UGM Press menerbitkan buku berjudul “Antioksidan dalam Penanganan Sindrom Metabolik“ yang ditulis dosen Fakultas Kedokteran, Kesehatan Masyarakat, dan Keperawatan (FK-KMK) UGM, Prof. Dr. Dra. Sunarti, M.Kes.
Karya ini ditulis untuk memperkaya pemahaman masyarakat awam tentang stres oksidatif, sindrom metabolik, serta sumber pangan lokal yang kaya antioksidan.
“Saya tertarik untuk menulis buku ini karena sindrom metabolik itu prevalensinya dari tahun ke tahun meningkat,” ucap Sunarti dalam acara bedah buku yang digelar FK-KMK bersama UGM Press secara daring, Kamis (19/5).

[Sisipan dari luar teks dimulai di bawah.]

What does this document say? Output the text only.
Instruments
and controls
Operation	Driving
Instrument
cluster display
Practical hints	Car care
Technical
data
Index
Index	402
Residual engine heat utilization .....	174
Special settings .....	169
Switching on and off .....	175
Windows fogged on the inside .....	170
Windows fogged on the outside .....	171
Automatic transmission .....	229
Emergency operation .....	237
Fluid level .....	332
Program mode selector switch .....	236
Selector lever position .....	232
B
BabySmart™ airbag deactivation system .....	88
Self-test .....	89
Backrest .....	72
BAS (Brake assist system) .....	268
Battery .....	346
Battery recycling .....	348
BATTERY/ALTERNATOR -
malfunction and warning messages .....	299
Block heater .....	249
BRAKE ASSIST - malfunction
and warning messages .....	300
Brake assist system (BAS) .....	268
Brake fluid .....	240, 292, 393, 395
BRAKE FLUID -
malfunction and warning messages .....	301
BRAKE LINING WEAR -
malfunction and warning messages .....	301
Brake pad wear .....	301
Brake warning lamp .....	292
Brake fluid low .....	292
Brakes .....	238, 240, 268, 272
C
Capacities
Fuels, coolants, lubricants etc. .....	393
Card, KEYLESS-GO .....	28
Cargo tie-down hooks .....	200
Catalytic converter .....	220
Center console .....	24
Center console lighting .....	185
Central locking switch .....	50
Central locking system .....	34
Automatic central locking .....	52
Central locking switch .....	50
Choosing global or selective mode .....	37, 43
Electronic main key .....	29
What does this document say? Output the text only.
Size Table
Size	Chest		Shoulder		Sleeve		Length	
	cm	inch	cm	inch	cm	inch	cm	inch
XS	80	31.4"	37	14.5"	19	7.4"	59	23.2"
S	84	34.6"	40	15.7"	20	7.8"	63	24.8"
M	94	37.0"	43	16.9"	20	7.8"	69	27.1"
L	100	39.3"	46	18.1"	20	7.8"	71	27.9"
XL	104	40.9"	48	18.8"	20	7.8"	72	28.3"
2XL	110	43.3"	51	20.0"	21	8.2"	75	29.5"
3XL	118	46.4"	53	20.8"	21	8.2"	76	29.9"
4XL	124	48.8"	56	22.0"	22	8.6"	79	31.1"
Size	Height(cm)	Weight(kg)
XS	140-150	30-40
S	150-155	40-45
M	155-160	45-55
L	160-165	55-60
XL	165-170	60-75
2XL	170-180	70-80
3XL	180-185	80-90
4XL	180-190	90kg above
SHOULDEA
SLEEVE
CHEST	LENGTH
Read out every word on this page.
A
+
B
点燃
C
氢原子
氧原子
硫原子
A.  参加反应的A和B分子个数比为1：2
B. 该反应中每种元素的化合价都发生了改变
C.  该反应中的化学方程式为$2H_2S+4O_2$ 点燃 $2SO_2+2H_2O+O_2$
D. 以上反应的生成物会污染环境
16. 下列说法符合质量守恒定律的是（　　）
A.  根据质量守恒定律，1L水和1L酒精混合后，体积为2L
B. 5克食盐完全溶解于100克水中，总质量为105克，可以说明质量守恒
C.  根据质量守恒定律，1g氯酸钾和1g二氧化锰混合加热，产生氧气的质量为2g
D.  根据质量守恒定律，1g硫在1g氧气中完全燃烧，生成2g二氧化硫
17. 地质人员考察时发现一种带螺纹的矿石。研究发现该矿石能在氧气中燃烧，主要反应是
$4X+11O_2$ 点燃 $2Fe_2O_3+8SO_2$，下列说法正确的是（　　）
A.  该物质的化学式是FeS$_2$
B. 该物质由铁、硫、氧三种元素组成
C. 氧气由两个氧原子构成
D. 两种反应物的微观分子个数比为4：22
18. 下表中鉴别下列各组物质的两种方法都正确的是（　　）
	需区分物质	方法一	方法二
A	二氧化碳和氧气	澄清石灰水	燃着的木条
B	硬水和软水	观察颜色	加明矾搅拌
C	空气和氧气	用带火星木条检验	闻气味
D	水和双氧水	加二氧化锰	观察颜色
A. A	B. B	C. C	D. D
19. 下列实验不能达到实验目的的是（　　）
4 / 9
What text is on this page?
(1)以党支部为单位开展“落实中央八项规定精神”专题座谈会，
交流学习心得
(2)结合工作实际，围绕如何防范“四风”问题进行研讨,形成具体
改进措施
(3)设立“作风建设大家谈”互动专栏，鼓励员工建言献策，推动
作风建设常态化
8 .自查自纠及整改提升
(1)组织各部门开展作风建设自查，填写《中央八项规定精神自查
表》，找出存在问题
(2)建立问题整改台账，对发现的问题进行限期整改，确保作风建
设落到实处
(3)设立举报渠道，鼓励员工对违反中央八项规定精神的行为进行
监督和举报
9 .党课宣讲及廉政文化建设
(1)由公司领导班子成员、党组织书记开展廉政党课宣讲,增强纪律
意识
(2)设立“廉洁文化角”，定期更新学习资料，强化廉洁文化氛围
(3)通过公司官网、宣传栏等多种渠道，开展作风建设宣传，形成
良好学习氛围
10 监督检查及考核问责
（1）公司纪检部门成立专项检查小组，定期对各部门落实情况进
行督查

Badan kesehatan dunia (WHO) menyebutkan bahwa faktor nutrisi memengaruhi lebih dari dua pertiga kejadian penyakit di seluruh dunia. Asupan nutrisi yang tidak seimbang dalam tubuh, baik jumlah maupun jenisnya, akan memicu sindrom metabolik.
Sunarti menerangkan, peningkatan prevalensi sindrom metabolik sendiri berkaitan dengan perubahan pola makan.
“Itu mengganggu metabolisme dalam tubuh kita sehingga menyebabkan sindrom metabolik terkait dengan obesitas sentral, dislipidemia, hipertensi,” paparnya.
Kecepatan perubahan gaya hidup masyarakat ke arah pola makan tinggi lemak dan gula serta aktivitas fisik yang rendah memicu pergeseran percepatan timbulnya sindrom metabolik seperti obesitas sentral, resistensi insulin, dislipidemia maupun hipertensi disertai stres oksidatif.
Hal ini juga menjadi faktor risiko terjadinya diabetes melitus tipe 2, kanker, obesitas, stroke, dan penyakit kardiovaskular atau yang sering dikenal sebagai penyakit jantung.
Penyandang penyakit terkait sindrom metabolik umumnya mengalami stres oksidatif akibat produksi radikal bebas yang berlebihan sehingga sistem pertahanan antioksidan dalam tubuh tidak mampu mengatasinya. Kondisi ini akan memperparah penyakit dan memicu komplikasi sehingga untuk mengatasinya perlu tambahan antioksidan dari luar seperti halnya mendapatkan terapi nutrisi berupa vitamin, mineral, dan fitokimia.
Ia melanjutkan, upaya menggali potensi pangan lokal sebagai sumber antioksidan penting untuk dilakukan kajian lebih lanjut. Kajian tersebut diharapkan mampu menjadi sarana untuk memahami mekanisme stres oksidatif dan faktor pemicunya serta jalur metabolisme yang dipengaruhinya.
“Di negara kita yang daerah tropis ini banyak sekali bahan pangan lokal yang mengandung banyak antioksidan, dan di situ jenisnya bermacam-macam,” kata Sunarti.
Beragam pangan lokal seperti gembili, labu kuning, ubi jalar oranye, buah bit, kedelai, maupun jagung ungu dapat menjadi sumber antioksidan. Labu kuning, misalnya, merupakan bahan pangan lokal yang banyak terdapat di pekarangan penduduk daerah pedesaan dan belum banyak dimanfaatkan masyarakat. Labu kuning kaya kandungan karoten sebagai antioksidan yang dapat mengatasi stres oksidatif sehingga dapat memperbaiki propilid dan glukosa darah.
“Harapannya kita bisa menggunakan bahan-bahan lokal ini untuk mengatasi sindrom metabolik itu sehingga bisa menurunkan kejadian penyakit-penyakit terkait sindrom metabolik seperti DM tipe 2 maupun penyakit kardiovaskular,” kata Sunarti.